After curation, the complete dataset was divided into training (60%), validation (20%), and testing (20%) sets using a stratified sampling strategy. Stratification was performed based on vendor/scanner characteristics to ensure that the test set captured a representative distribution of scanner-associated biases (e.g., GE, Siemens, Philips), thereby preventing overfitting to scanner-specific noise signatures. Stratification was also based on pathology severity, including the presence of metal artifacts and severe deformities (Cobb angle > 20°), to guarantee that the test set adequately challenged the model’s robustness.

Strict patient-level separation was enforced throughout: all scans belonging to the same patient ID, across all time points and modalities, were confined to a single fold. To ensure the absence of leakage, we additionally performed a nearest-neighbor pixel analysis between the final test and training sets, confirming that no reconstruction-level duplicates remained.

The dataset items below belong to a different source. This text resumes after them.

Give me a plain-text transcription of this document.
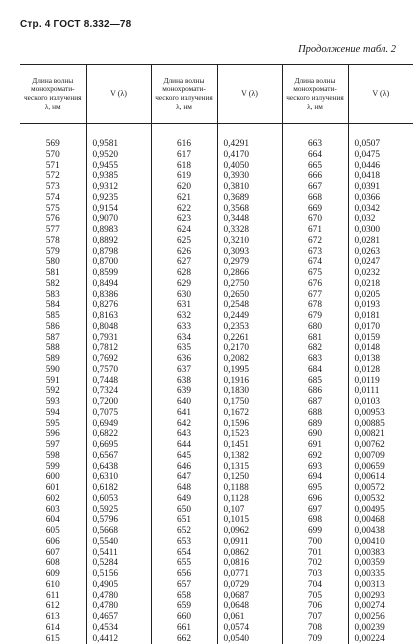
Стр. 4 ГОСТ 8.332—78
Продолжение табл. 2
Длина волны монохромати- ческого излучения λ, нм	V (λ)	Длина волны монохромати- ческого излучения λ, нм	V (λ)	Длина волны монохромати- ческого излучения λ, нм	V (λ)
569	0,9581	616	0,4291	663	0,0507
570	0,9520	617	0,4170	664	0,0475
571	0,9455	618	0,4050	665	0,0446
572	0,9385	619	0,3930	666	0,0418
573	0,9312	620	0,3810	667	0,0391
574	0,9235	621	0,3689	668	0,0366
575	0,9154	622	0,3568	669	0,0342
576	0,9070	623	0,3448	670	0,032
577	0,8983	624	0,3328	671	0,0300
578	0,8892	625	0,3210	672	0,0281
579	0,8798	626	0,3093	673	0,0263
580	0,8700	627	0,2979	674	0,0247
581	0,8599	628	0,2866	675	0,0232
582	0,8494	629	0,2750	676	0,0218
583	0,8386	630	0,2650	677	0,0205
584	0,8276	631	0,2548	678	0,0193
585	0,8163	632	0,2449	679	0,0181
586	0,8048	633	0,2353	680	0,0170
587	0,7931	634	0,2261	681	0,0159
588	0,7812	635	0,2170	682	0,0148
589	0,7692	636	0,2082	683	0,0138
590	0,7570	637	0,1995	684	0,0128
591	0,7448	638	0,1916	685	0,0119
592	0,7324	639	0,1830	686	0,0111
593	0,7200	640	0,1750	687	0,0103
594	0,7075	641	0,1672	688	0,00953
595	0,6949	642	0,1596	689	0,00885
596	0,6822	643	0,1523	690	0,00821
597	0,6695	644	0,1451	691	0,00762
598	0,6567	645	0,1382	692	0,00709
599	0,6438	646	0,1315	693	0,00659
600	0,6310	647	0,1250	694	0,00614
601	0,6182	648	0,1188	695	0,00572
602	0,6053	649	0,1128	696	0,00532
603	0,5925	650	0,107	697	0,00495
604	0,5796	651	0,1015	698	0,00468
605	0,5668	652	0,0962	699	0,00438
606	0,5540	653	0,0911	700	0,00410
607	0,5411	654	0,0862	701	0,00383
608	0,5284	655	0,0816	702	0,00359
609	0,5156	656	0,0771	703	0,00335
610	0,4905	657	0,0729	704	0,00313
611	0,4780	658	0,0687	705	0,00293
612	0,4780	659	0,0648	706	0,00274
613	0,4657	660	0,061	707	0,00256
614	0,4534	661	0,0574	708	0,00239
615	0,4412	662	0,0540	709	0,00224
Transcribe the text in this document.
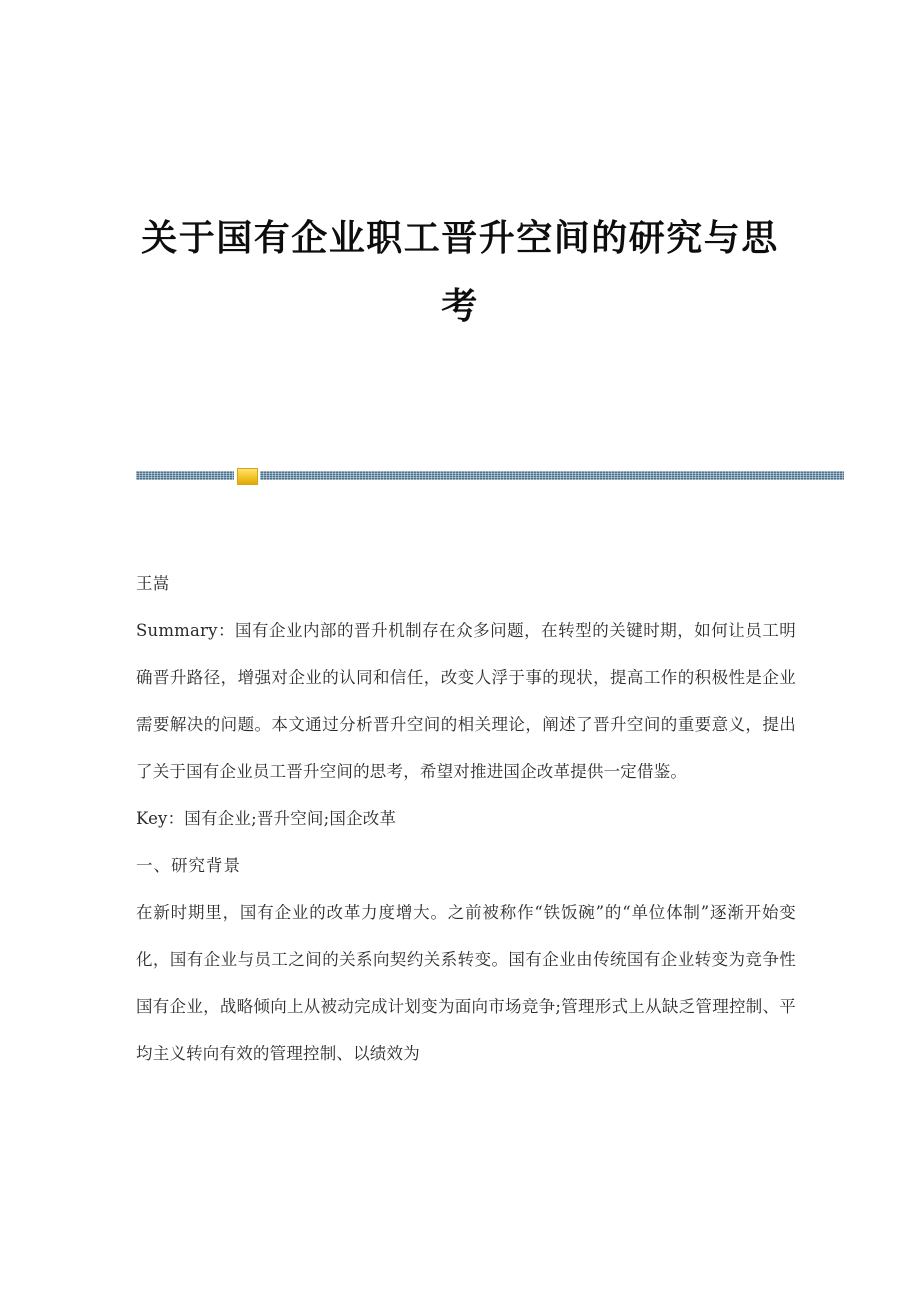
关于国有企业职工晋升空间的研究与思
考

王嵩

Summary：国有企业内部的晋升机制存在众多问题，在转型的关键时期，如何让员工明确晋升路径，增强对企业的认同和信任，改变人浮于事的现状，提高工作的积极性是企业需要解决的问题。本文通过分析晋升空间的相关理论，阐述了晋升空间的重要意义，提出了关于国有企业员工晋升空间的思考，希望对推进国企改革提供一定借鉴。

Key：国有企业;晋升空间;国企改革

一、研究背景

在新时期里，国有企业的改革力度增大。之前被称作“铁饭碗”的“单位体制”逐渐开始变化，国有企业与员工之间的关系向契约关系转变。国有企业由传统国有企业转变为竞争性国有企业，战略倾向上从被动完成计划变为面向市场竞争;管理形式上从缺乏管理控制、平均主义转向有效的管理控制、以绩效为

Method: VertebraFormer network

We propose VertebraFormer, a unified multi-task transformer framework that simultaneously addresses three critical challenges in spinal image analysis: vertebrae segmentation, anatomical identification, and lesion detection. Our approach is motivated by the clinical reality that these tasks are inherently interconnected—accurate anatomical identification relies on precise segmentation boundaries, while lesion detection requires both spatial localization and anatomical context. Rather than treating these as independent problems, we design a unified architecture that leverages shared representations to improve performance across all tasks while maintaining computational efficiency suitable for clinical deployment.

Architecture design and overview

The VertebraFormer architecture embodies three fundamental design principles that address the unique challenges of multi-domain spinal image analysis. First, global context awareness recognizes that vertebral structures exhibit strong spatial relationships across the entire spine, where the identity and boundaries of individual vertebrae are best understood in relation to their neighbors. Second, task synergy acknowledges that segmentation, identification, and lesion detection are complementary tasks that can mutually reinforce each other through shared feature learning. Third, domain adaptability ensures robust performance across the heterogeneous imaging conditions encountered in real-world clinical practice.

Our architecture consists of four primary components working in concert: a transformer-based encoder that captures long-range spatial dependencies across the entire spine, specialized multi-task decoding heads that produce task-specific outputs while maintaining consistency, a dynamic modulation mechanism that adapts to varying imaging characteristics, and a carefully designed training objective that balances competing task requirements. The encoder processes 3D input volumes through patch-based tokenization followed by self-attention layers, enabling the model to capture global anatomical relationships essential for understanding spinal structure. The shared backbone representations are then processed by three specialized decoding branches: a hierarchical segmentation decoder with skip connections for precise boundary delineation, a region-based identification classifier for anatomical labeling, and a keypoint-style lesion detector for pathology localization.

The dynamic modulation mechanism operates as a bridge between the shared encoder and task-specific decoders, adaptively adjusting feature representations based on imaging characteristics. This design enables the model to maintain high performance across diverse clinical scenarios while preserving the benefits of unified multi-task learning. The full architecture is illustrated in Fig. 6.

Fig. 6: Overall architecture of the proposed VertebraFormer.
Fig. 6: Overall architecture of the proposed VertebraFormer.
Full size image

It consists of a transformer encoder, multi-task decoding heads, and a dynamic modulation module.

Transformer-based encoder architecture

The foundation of our approach lies in effectively tokenizing 3D medical volumes for transformer processing. Given an input volume \(I\in {{\mathbb{R}}}^{H\times W\times D}\), we partition it into non-overlapping cubic patches of size P3, resulting in a sequence of \(N=\frac{{\rm{HWD}}}{{P}^{3}}\) patches. Each patch \({p}_{i}\in {{\mathbb{R}}}^{{P}^{3}}\) is flattened and linearly projected to create patch embeddings \({e}_{i}\in {{\mathbb{R}}}^{{d}_{{\rm{model}}}}\):

$${e}_{i}=\,{\rm{Linear}}({\rm{Flatten}}\,({p}_{i}))+{{\rm{po}}{\rm{s}}}_{i}$$
(4)

where posi represents learnable 3D positional encodings that preserve spatial relationships crucial for anatomical understanding. The choice of patch size P represents a critical trade-off between computational efficiency and spatial resolution—larger patches reduce sequence length but may lose fine-grained details essential for accurate boundary delineation.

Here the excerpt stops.